Friday, February 28, 2020

Michael Bloomberg on farming

The agrarian society lasted 3,000 years and we could teach processes. I could teach anybody, even people in this room, no offense intended, to be a farmer.  It's a process. You dig a hole, you put a seed in, you put dirt on top, add water, up comes the corn. You could learn that. Then we had 300 years of the industrial society. You put the piece of metal on the lathe, you turn the crank in the direction of the arrow and you can have a job. And we created a lot of jobs. At one point, 98 percent of the world worked in agriculture, now it's 2 percent in the United States. 
Michael Bloomberg
I'm not weighing in on the Democratic field by posting this.
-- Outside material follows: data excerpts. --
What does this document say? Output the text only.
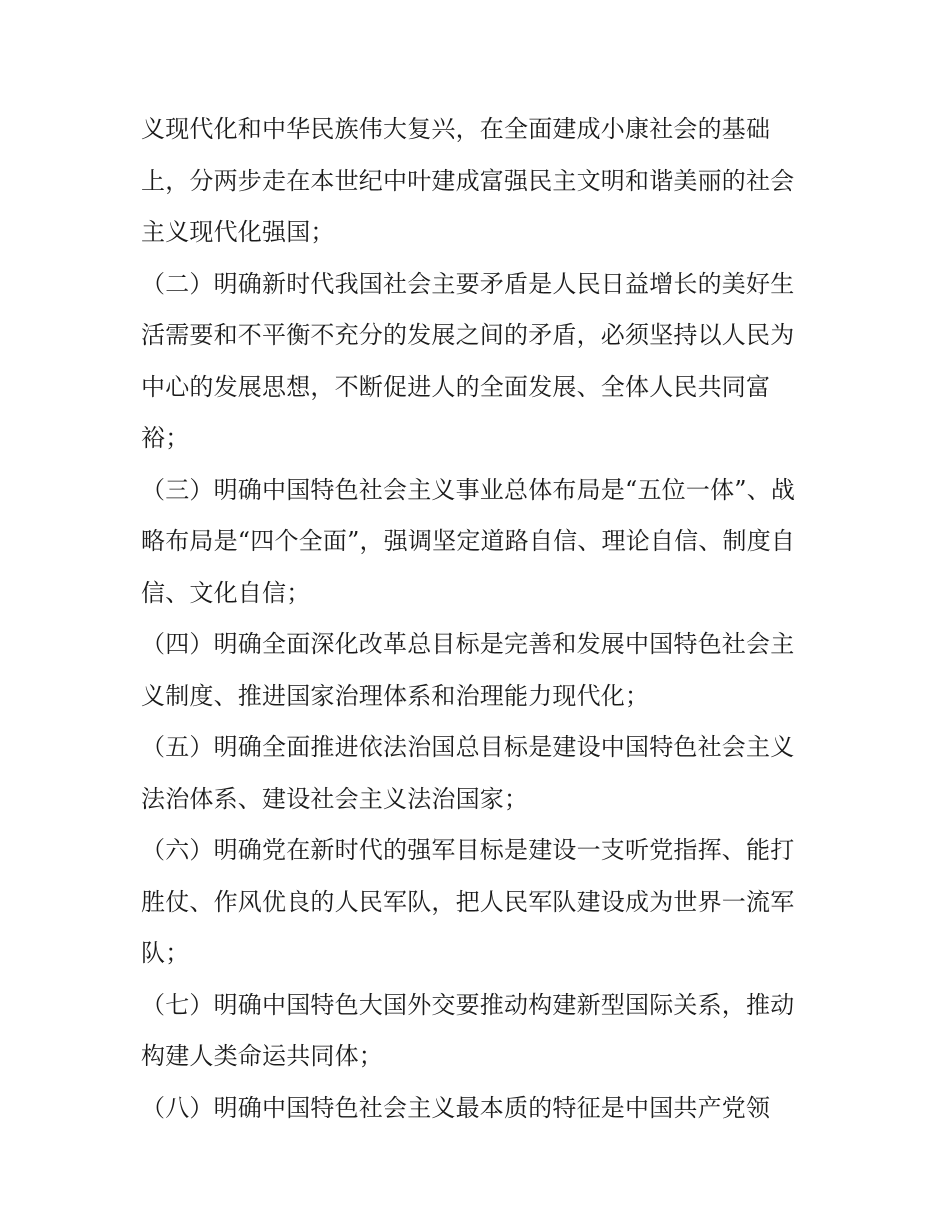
义现代化和中华民族伟大复兴，在全面建成小康社会的基础
上，分两步走在本世纪中叶建成富强民主文明和谐美丽的社会
主义现代化强国；
（二）明确新时代我国社会主要矛盾是人民日益增长的美好生
活需要和不平衡不充分的发展之间的矛盾，必须坚持以人民为
中心的发展思想，不断促进人的全面发展、全体人民共同富
裕；
（三）明确中国特色社会主义事业总体布局是“五位一体”、战
略布局是“四个全面”，强调坚定道路自信、理论自信、制度自
信、文化自信；
（四）明确全面深化改革总目标是完善和发展中国特色社会主
义制度、推进国家治理体系和治理能力现代化；
（五）明确全面推进依法治国总目标是建设中国特色社会主义
法治体系、建设社会主义法治国家；
（六）明确党在新时代的强军目标是建设一支听党指挥、能打
胜仗、作风优良的人民军队，把人民军队建设成为世界一流军
队；
（七）明确中国特色大国外交要推动构建新型国际关系，推动
构建人类命运共同体；
（八）明确中国特色社会主义最本质的特征是中国共产党领
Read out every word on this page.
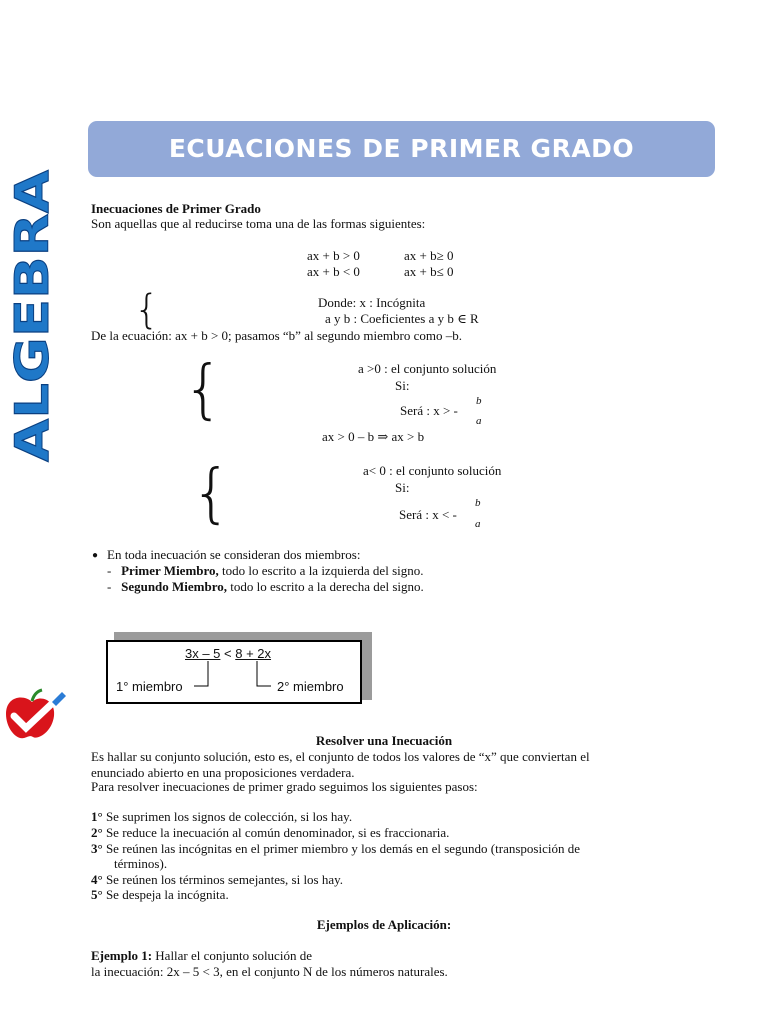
ALGEBRA
ECUACIONES DE PRIMER GRADO
Inecuaciones de Primer Grado
Son aquellas que al reducirse toma una de las formas siguientes:
ax + b > 0	ax + b≥ 0
ax + b < 0	ax + b≤ 0
{	Donde: x : Incógnita
a y b : Coeficientes a y b ∈ R
De la ecuación: ax + b > 0; pasamos “b” al segundo miembro como –b.
{	a >0 : el conjunto solución
Si:
Será : x > -
b
a
ax > 0 – b ⇒ ax > b
{	a< 0 : el conjunto solución
Si:
Será : x < -
b
a
● En toda inecuación se consideran dos miembros:
-   Primer Miembro, todo lo escrito a la izquierda del signo.
-   Segundo Miembro, todo lo escrito a la derecha del signo.
3x – 5 < 8 + 2x
1° miembro	2° miembro
Resolver una Inecuación
Es hallar su conjunto solución, esto es, el conjunto de todos los valores de “x” que conviertan el
enunciado abierto en una proposiciones verdadera.
Para resolver inecuaciones de primer grado seguimos los siguientes pasos:
1° Se suprimen los signos de colección, si los hay.
2° Se reduce la inecuación al común denominador, si es fraccionaria.
3° Se reúnen las incógnitas en el primer miembro y los demás en el segundo (transposición de
términos).
4° Se reúnen los términos semejantes, si los hay.
5° Se despeja la incógnita.
Ejemplos de Aplicación:
Ejemplo 1: Hallar el conjunto solución de
la inecuación: 2x – 5 < 3, en el conjunto N de los números naturales.
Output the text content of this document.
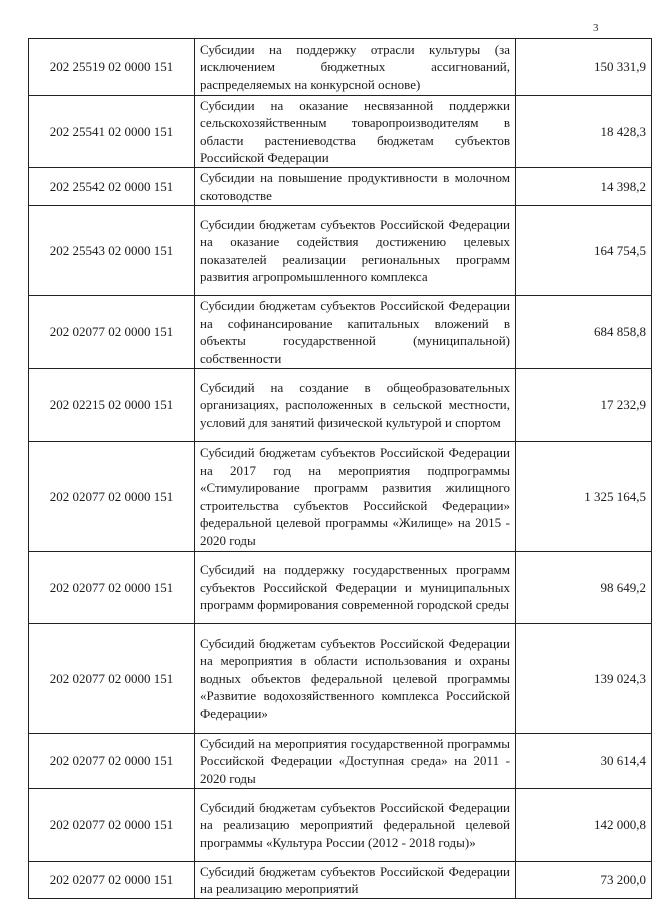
3
202 25519 02 0000 151	Субсидии на поддержку отрасли культуры (за исключением бюджетных ассигнований, распределяемых на конкурсной основе)	150 331,9
202 25541 02 0000 151	Субсидии на оказание несвязанной поддержки сельскохозяйственным товаропроизводителям в области растениеводства бюджетам субъектов Российской Федерации	18 428,3
202 25542 02 0000 151	Субсидии на повышение продуктивности в молочном скотоводстве	14 398,2
202 25543 02 0000 151	Субсидии бюджетам субъектов Российской Федерации на оказание содействия достижению целевых показателей реализации региональных программ развития агропромышленного комплекса	164 754,5
202 02077 02 0000 151	Субсидии бюджетам субъектов Российской Федерации на софинансирование капитальных вложений в объекты государственной (муниципальной) собственности	684 858,8
202 02215 02 0000 151	Субсидий на создание в общеобразовательных организациях, расположенных в сельской местности, условий для занятий физической культурой и спортом	17 232,9
202 02077 02 0000 151	Субсидий бюджетам субъектов Российской Федерации на 2017 год на мероприятия подпрограммы «Стимулирование программ развития жилищного строительства субъектов Российской Федерации» федеральной целевой программы «Жилище» на 2015 - 2020 годы	1 325 164,5
202 02077 02 0000 151	Субсидий на поддержку государственных программ субъектов Российской Федерации и муниципальных программ формирования современной городской среды	98 649,2
202 02077 02 0000 151	Субсидий бюджетам субъектов Российской Федерации на мероприятия в области использования и охраны водных объектов федеральной целевой программы «Развитие водохозяйственного комплекса Российской Федерации»	139 024,3
202 02077 02 0000 151	Субсидий на мероприятия государственной программы Российской Федерации «Доступная среда» на 2011 - 2020 годы	30 614,4
202 02077 02 0000 151	Субсидий бюджетам субъектов Российской Федерации на реализацию мероприятий федеральной целевой программы «Культура России (2012 - 2018 годы)»	142 000,8
202 02077 02 0000 151	Субсидий бюджетам субъектов Российской Федерации на реализацию мероприятий	73 200,0
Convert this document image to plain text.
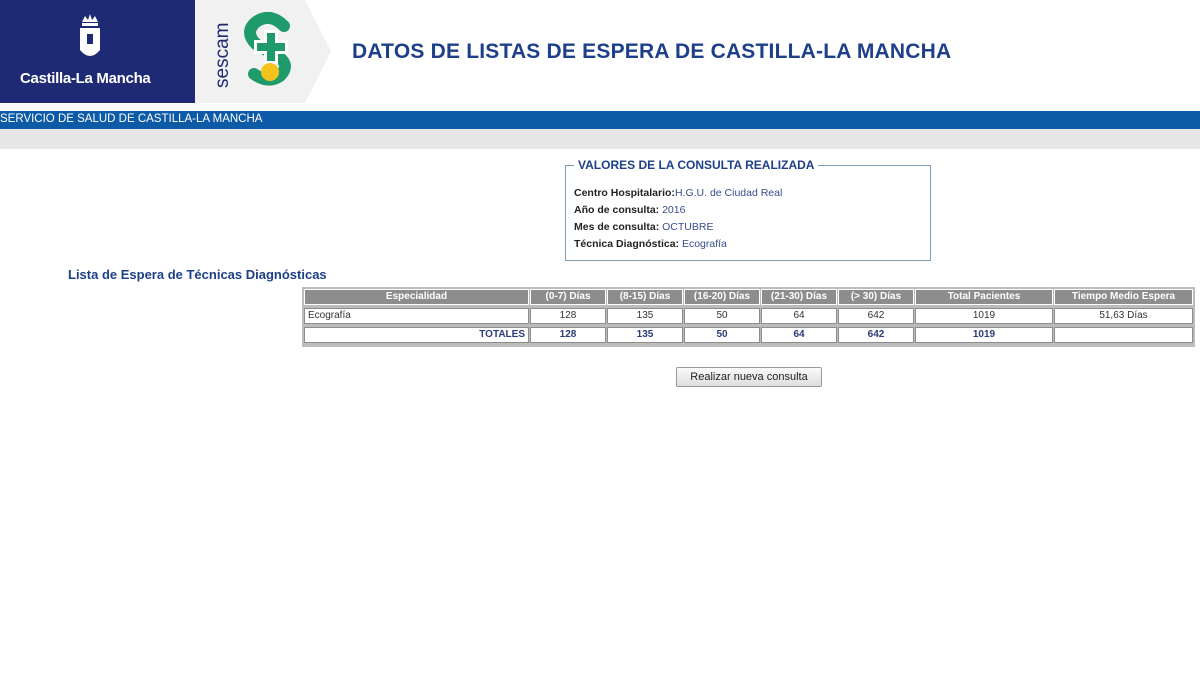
Castilla-La Mancha	sescam	DATOS DE LISTAS DE ESPERA DE CASTILLA-LA MANCHA
SERVICIO DE SALUD DE CASTILLA-LA MANCHA
VALORES DE LA CONSULTA REALIZADA
Centro Hospitalario:H.G.U. de Ciudad Real
Año de consulta: 2016
Mes de consulta: OCTUBRE
Técnica Diagnóstica: Ecografía
Lista de Espera de Técnicas Diagnósticas
Especialidad	(0-7) Días	(8-15) Días	(16-20) Días	(21-30) Días	(> 30) Días	Total Pacientes	Tiempo Medio Espera
Ecografía	128	135	50	64	642	1019	51,63 Días
TOTALES	128	135	50	64	642	1019
Realizar nueva consulta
Frankly, I don't see any evidence, at least so far, that a single candidate in the race this year of any party knows anything whatsoever about agricutlure.  Indeed, it's depressing as everyone of them is an urbanite.  Four of this years candidates alone, Sanders, Trump, Steyer and Bloomberg, are New Yorkers from the city, and its been a really long time since New York has given us a candidate that had a personal knowledge of things rural.  None of those guys is Theodore Roosevelt.

But this comment is notably insulting. The problem is, it's probably a lot more common of view in the economic elite than we might wish to suppose.